Fimbriae are much shorter and finer, measuring just 2 to 10 nanometers in diameter, and a single cell can be covered in hundreds of them. Their primary job is adhesion. Bacteria use fimbriae to cling to surfaces, other cells, and host tissues. This is a critical first step in infection for many pathogens; E. coli uses fimbriae to latch onto cells in the urinary tract, and Neisseria gonorrhoeae uses them to anchor to the lining of the reproductive tract.
Pili are longer and fewer in number than fimbriae. Some pili, called conjugative or sex pili, form a bridge between two bacterial cells and allow one to transfer a copy of a plasmid to the other, spreading genes (including antibiotic resistance) horizontally. Type IV pili give bacteria a form of movement called twitching motility, a jerky crawling across solid surfaces. Pathogens like Pseudomonas aeruginosa and Vibrio cholerae use type IV pili for both movement and colonization. Spirochetes, a group that includes the bacteria behind Lyme disease and syphilis, have a unique variation: internal filaments that wind through the space between their membranes, producing a distinctive corkscrew motion that lets them bore through thick, viscous fluids like mucus.
Internal Storage and Compartments
Prokaryotic cells store surplus nutrients in granules and inclusions scattered throughout the cytoplasm. Many bacteria stockpile excess carbon as glycogen or as a biodegradable plastic-like polymer. Some store elemental sulfur in granules, particularly species that use hydrogen sulfide as an energy source. Others pack away nitrate in small vacuoles.

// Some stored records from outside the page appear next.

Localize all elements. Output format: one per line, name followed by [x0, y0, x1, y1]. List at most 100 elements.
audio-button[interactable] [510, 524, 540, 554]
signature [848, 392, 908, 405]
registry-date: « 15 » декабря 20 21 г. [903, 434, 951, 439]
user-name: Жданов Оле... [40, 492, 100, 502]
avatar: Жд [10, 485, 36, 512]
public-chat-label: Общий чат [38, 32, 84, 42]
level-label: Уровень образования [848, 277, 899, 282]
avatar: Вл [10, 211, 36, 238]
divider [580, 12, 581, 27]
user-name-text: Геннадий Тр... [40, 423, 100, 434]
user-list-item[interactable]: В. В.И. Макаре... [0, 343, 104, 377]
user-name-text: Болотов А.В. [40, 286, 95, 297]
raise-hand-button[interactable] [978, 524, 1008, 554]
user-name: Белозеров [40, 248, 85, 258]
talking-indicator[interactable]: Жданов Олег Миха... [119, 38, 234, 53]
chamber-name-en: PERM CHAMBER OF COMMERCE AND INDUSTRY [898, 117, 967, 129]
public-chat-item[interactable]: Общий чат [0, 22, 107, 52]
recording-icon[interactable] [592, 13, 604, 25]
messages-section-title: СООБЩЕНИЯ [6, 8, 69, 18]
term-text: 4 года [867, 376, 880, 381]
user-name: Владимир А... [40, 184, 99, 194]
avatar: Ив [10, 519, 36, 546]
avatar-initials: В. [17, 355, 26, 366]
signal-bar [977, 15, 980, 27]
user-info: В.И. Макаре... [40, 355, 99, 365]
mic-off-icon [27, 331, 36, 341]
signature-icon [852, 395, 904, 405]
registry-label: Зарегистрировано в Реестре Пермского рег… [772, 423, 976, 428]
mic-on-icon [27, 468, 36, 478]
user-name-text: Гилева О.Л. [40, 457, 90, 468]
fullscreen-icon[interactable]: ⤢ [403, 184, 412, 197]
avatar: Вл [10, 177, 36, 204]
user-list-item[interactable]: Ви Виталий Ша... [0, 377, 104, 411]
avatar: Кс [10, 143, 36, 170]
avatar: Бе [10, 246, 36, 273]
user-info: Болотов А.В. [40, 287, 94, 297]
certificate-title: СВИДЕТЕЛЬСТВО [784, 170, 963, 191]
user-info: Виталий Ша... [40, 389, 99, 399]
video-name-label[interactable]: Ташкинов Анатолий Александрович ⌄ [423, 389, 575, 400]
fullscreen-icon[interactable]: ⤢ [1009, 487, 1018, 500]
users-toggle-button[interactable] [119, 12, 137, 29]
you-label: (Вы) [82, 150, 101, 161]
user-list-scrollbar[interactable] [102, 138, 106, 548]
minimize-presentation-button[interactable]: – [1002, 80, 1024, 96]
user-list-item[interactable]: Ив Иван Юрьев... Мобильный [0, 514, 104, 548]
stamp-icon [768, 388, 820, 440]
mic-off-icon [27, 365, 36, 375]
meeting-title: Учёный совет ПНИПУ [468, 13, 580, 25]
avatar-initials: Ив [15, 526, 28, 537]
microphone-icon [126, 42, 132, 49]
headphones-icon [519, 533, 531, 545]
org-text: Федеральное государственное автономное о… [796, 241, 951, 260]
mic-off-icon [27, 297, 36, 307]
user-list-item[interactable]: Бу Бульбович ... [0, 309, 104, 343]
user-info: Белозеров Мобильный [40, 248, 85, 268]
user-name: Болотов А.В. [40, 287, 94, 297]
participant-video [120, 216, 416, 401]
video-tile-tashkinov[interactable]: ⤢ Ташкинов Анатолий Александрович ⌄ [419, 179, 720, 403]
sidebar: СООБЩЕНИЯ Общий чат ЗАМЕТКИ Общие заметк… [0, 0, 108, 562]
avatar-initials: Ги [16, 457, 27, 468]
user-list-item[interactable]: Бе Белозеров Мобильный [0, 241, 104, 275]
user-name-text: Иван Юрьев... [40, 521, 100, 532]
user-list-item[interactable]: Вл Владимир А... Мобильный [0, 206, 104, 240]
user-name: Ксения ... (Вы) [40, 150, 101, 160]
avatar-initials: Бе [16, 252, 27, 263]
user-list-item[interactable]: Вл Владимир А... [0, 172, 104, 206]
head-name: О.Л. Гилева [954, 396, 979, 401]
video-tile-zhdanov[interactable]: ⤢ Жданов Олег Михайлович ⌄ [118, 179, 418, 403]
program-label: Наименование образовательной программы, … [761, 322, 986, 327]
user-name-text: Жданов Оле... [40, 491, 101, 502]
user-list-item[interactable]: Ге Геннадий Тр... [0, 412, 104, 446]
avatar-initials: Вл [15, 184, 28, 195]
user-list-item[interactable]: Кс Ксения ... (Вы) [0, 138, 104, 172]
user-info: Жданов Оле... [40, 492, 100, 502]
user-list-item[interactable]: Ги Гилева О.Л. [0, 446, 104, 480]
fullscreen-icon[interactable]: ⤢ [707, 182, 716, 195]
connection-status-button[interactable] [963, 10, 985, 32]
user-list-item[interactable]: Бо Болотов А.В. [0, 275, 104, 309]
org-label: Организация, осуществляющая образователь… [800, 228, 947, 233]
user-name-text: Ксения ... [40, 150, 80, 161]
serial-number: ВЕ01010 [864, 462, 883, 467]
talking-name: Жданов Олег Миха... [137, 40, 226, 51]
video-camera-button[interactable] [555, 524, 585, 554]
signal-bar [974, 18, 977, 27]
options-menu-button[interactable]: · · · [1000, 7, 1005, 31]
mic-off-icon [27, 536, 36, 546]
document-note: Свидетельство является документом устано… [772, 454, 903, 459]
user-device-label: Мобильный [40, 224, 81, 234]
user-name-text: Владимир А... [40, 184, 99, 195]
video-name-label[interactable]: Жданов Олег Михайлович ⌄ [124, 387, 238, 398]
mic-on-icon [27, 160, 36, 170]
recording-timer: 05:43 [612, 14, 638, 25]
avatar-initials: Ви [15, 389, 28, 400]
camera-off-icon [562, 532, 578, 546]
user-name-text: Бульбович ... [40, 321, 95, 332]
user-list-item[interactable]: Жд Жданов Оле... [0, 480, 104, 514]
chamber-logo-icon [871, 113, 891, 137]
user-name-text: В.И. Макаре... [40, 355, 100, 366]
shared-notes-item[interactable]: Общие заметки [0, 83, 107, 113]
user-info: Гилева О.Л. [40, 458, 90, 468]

Beyond simple storage, some prokaryotes have genuine internal compartments that challenge the old textbook image of a structureless interior. Carboxysomes are protein-shelled compartments that concentrate carbon-fixing enzymes, improving the efficiency of photosynthesis in cyanobacteria. Gas vesicles are hollow, protein-walled structures that let aquatic bacteria control their buoyancy and float to the depth where light or nutrients are optimal. Magnetotactic bacteria build chains of magnetosomes, tiny membrane-bound crystals of iron minerals that function as a built-in compass, orienting the cell along Earth’s magnetic field. Cyanobacteria contain internal membrane systems called thylakoids where photosynthesis takes place, and certain members of the Planctomycetes group even have membrane-enclosed compartments that, in at least one species, surround the cell’s DNA in a structure strikingly reminiscent of a eukaryotic nucleus.
These discoveries have reshaped how biologists think about prokaryotic cells. While they remain simpler than eukaryotic cells in overall organization, the gap is narrower than anyone assumed a few decades ago.